The HC1 and Gen 3.8 headsets were both on display at CES, along with the full Pro Series and LifeBoard – giving the work a genuine international stage.
mygoldeni.com
ikanosconsulting.com
LifeBoard
LifeBoard is a consumer application for the Golden-i headset computer. Announced at CES 2013, LifeBoard is a customisable skin for the Gi-OS operating system, allowing users to set up and switch between up to six different screens using voice commands.
My role
Ikanos Consulting are a software house founded in 2007 in Nottingham. It specialises in creating applications for wearable technology, including the LifeBoard software for Kopin Corporation’s Golden-i headset computer.
I worked on the creation and designs of multiple services for Ikanos, including Paramedic Pro, Police Pro and Firefighter Pro, as well as LifeBoard.

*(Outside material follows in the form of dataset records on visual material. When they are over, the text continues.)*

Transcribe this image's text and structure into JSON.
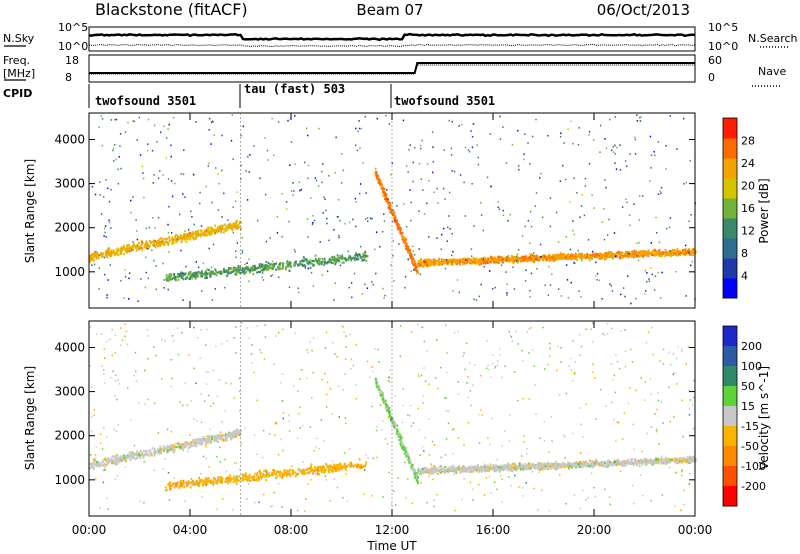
{
  "header": {
    "title": "Blackstone (fitACF)",
    "beam": "Beam 07",
    "date": "06/Oct/2013"
  },
  "left_labels": {
    "nsky": "N.Sky",
    "freq": "Freq.",
    "freq_unit": "[MHz]",
    "cpid": "CPID"
  },
  "right_labels": {
    "nsearch": "N.Search",
    "nave": "Nave"
  },
  "panels": {
    "noise": {
      "left_ticks": [
        "10^5",
        "10^0"
      ],
      "right_ticks": [
        "10^5",
        "10^0"
      ]
    },
    "freq": {
      "left_ticks": [
        "18",
        "8"
      ],
      "right_ticks": [
        "60",
        "0"
      ]
    }
  },
  "cpid_segments": [
    {
      "label": "twofsound 3501",
      "start": "00:00",
      "end": "06:00"
    },
    {
      "label": "tau (fast) 503",
      "start": "06:00",
      "end": "12:00"
    },
    {
      "label": "twofsound 3501",
      "start": "12:00",
      "end": "24:00"
    }
  ],
  "chart_data": [
    {
      "type": "heatmap",
      "title": "Power",
      "xlabel": "Time UT",
      "ylabel": "Slant Range [km]",
      "x_ticks": [
        "00:00",
        "04:00",
        "08:00",
        "12:00",
        "16:00",
        "20:00",
        "00:00"
      ],
      "xlim_hours": [
        0,
        24
      ],
      "y_ticks": [
        1000,
        2000,
        3000,
        4000
      ],
      "ylim": [
        180,
        4600
      ],
      "colorbar": {
        "label": "Power [dB]",
        "ticks": [
          4,
          8,
          12,
          16,
          20,
          24,
          28
        ],
        "range": [
          0,
          32
        ],
        "colors": [
          "#0000ff",
          "#1f3aa8",
          "#2f6d8e",
          "#3a8a6a",
          "#73b23d",
          "#d6c400",
          "#f4a400",
          "#ff6a00",
          "#ff1d00"
        ]
      },
      "features": [
        {
          "name": "early band",
          "t_start": 0.0,
          "t_end": 6.0,
          "range_start": 1350,
          "range_end": 2100,
          "power_db": 22
        },
        {
          "name": "daytime low band",
          "t_start": 3.0,
          "t_end": 11.0,
          "range_start": 880,
          "range_end": 1380,
          "power_db": 14
        },
        {
          "name": "noon descent",
          "t_start": 11.3,
          "t_end": 13.0,
          "range_start": 3300,
          "range_end": 1000,
          "power_db": 26
        },
        {
          "name": "afternoon band",
          "t_start": 13.0,
          "t_end": 24.0,
          "range_start": 1220,
          "range_end": 1480,
          "power_db": 24
        }
      ]
    },
    {
      "type": "heatmap",
      "title": "Velocity",
      "xlabel": "Time UT",
      "ylabel": "Slant Range [km]",
      "x_ticks": [
        "00:00",
        "04:00",
        "08:00",
        "12:00",
        "16:00",
        "20:00",
        "00:00"
      ],
      "xlim_hours": [
        0,
        24
      ],
      "y_ticks": [
        1000,
        2000,
        3000,
        4000
      ],
      "ylim": [
        180,
        4600
      ],
      "colorbar": {
        "label": "Velocity [m s^-1]",
        "ticks": [
          200,
          100,
          50,
          15,
          -15,
          -50,
          -100,
          -200
        ],
        "range": [
          -250,
          250
        ],
        "colors": [
          "#1e28c8",
          "#2c5aa8",
          "#2f8a6a",
          "#5fd23a",
          "#c8c8c8",
          "#f8b400",
          "#ff8a00",
          "#ff5000",
          "#ff0000"
        ]
      },
      "features": [
        {
          "name": "early band",
          "t_start": 0.0,
          "t_end": 6.0,
          "range_start": 1350,
          "range_end": 2100,
          "velocity": 0
        },
        {
          "name": "daytime low band",
          "t_start": 3.0,
          "t_end": 11.0,
          "range_start": 880,
          "range_end": 1380,
          "velocity": -60
        },
        {
          "name": "noon descent",
          "t_start": 11.3,
          "t_end": 13.0,
          "range_start": 3300,
          "range_end": 1000,
          "velocity": 40
        },
        {
          "name": "afternoon band",
          "t_start": 13.0,
          "t_end": 24.0,
          "range_start": 1220,
          "range_end": 1480,
          "velocity": 0
        }
      ]
    }
  ]
}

LifeBoard enables users to customise up to 6 different screens to meet their working preferences. Simply by talking to the Golden-i headset allows users to manage their day with ease by showing you your calendar along with the latest news along with the ability to access files, and documents, watch videos and browse the web.
It was designed to help organise everyday life by enabling features like viewing documents, newsfeeds, social media, calendars, and making video calls to other users, all with a focus on delivering a smooth user experience.
Key challenges:
It hasn’t been done before
Challenge
The main challenge, this hadn’t been done before, so there wasn’t alot we could do, you can’t exactly do much competitor research.
Solution
We did lots of user research sessions to test out the designs and visual flows.
By doing this, we made lots of notes from our learnings of the users experience whilst using the software.
Whiteboarding
The initial idea was that users were submerged into their LifeBoard dashboard, you could see 3 screens initially on the homepage which then allowed users to navigate to wherever they wished in the software.
LifeBoard included the innovative Ask Ziggy speech-driven virtual assistant. Ask Ziggy allows users to send messages, make calls, set reminders and browse the web by merely talking to your Golden-i hands-free device.
By using head tracking, users could move their head whilst wearing the headset, look directly at the screen they wanted and say the word linked to the screen to activate and view it.